Other exponential probabilities

The cumulative distribution function, \(F(x)\), can be used to find the probability that an exponentially distributed variable, \(X\), lies within any two limits

\[ \begin{align} P(a \lt X \lt b) \;\;=\;\; P(X \lt b) - P(X \lt a) \;\;&=\;\; F(b) - F(a) \\ &=\;\; e^{-a\lambda} - e^{-b\lambda} \end{align} \]

Example

An organisation's web site is accessed at a constant rate of 20 times per hour between 9am and 5pm. After an update to the site at 10am, what is the probability that the first access is between 10:05am and 10:10am?

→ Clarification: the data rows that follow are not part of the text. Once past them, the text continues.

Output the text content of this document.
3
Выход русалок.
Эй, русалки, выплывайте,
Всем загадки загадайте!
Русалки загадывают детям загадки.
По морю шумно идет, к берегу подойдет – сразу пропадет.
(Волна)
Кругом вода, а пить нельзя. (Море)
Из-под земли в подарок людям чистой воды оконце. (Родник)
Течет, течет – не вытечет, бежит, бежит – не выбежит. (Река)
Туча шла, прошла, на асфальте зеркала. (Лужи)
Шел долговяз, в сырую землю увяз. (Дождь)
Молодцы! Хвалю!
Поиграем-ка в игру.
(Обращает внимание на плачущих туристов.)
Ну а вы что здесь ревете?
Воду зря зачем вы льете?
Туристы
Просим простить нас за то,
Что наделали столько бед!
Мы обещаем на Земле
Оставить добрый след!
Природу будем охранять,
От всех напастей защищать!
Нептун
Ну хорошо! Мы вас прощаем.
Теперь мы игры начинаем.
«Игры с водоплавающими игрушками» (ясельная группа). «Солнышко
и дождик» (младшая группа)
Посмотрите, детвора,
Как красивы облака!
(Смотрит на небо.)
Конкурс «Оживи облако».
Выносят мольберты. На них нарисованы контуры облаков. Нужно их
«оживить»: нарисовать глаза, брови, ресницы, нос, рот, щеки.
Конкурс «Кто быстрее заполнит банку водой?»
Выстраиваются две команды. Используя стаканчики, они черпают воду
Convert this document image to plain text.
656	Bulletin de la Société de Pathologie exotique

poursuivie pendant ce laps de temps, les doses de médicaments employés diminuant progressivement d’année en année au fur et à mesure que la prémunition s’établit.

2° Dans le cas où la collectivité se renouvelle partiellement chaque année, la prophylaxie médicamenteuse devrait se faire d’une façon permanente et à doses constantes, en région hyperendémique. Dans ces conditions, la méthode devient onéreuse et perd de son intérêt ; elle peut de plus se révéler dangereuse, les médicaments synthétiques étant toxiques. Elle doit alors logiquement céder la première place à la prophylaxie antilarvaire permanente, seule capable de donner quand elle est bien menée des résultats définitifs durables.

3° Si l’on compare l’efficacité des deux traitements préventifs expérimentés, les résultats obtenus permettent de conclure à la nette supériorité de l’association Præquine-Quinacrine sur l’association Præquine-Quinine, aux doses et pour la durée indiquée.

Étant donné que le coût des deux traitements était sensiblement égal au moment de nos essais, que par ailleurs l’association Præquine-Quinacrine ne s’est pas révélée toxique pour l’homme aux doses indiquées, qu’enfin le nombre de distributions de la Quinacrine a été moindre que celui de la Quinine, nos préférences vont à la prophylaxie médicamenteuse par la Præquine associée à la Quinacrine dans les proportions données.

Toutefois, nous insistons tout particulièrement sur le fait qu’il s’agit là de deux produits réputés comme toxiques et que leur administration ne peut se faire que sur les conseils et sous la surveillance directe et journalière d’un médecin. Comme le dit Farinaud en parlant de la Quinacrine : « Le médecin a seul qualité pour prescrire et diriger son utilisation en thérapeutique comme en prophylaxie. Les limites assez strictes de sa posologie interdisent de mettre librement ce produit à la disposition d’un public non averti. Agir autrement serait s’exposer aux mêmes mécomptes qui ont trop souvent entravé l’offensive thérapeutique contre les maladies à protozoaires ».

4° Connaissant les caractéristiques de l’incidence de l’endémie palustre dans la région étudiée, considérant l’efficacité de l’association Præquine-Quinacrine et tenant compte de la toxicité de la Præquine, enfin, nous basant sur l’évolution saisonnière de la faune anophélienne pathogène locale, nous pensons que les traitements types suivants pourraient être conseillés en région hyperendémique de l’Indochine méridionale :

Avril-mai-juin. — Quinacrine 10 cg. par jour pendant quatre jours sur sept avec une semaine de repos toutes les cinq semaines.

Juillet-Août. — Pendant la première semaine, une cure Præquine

If the first access is \(X\) minutes after 10am,

\[ X \;\; \sim \; \; \ExponDistn(\lambda = \frac{20}{60} \text{ accesses per minute}) \]

The required probability is

\[ P(5 < X < 10) \;\;=\;\; F(10) - F(5) \;\;=\;\; e^{-5\times \frac{20}{60}} - e^{-10\times \frac{20}{60}} \;\;=\;\; 0.1532 \]

Conditional probabilities

The exponential distribution has an important property called its memoryless property.

Memoryless property of exponential distribution

If \(X \sim \ExponDistn(\lambda) \),

\[ P(X > s+t \;|\; X > s) \;\; = \; \; P(X >t) \quad\quad \text{for all }s,t \ge 0\]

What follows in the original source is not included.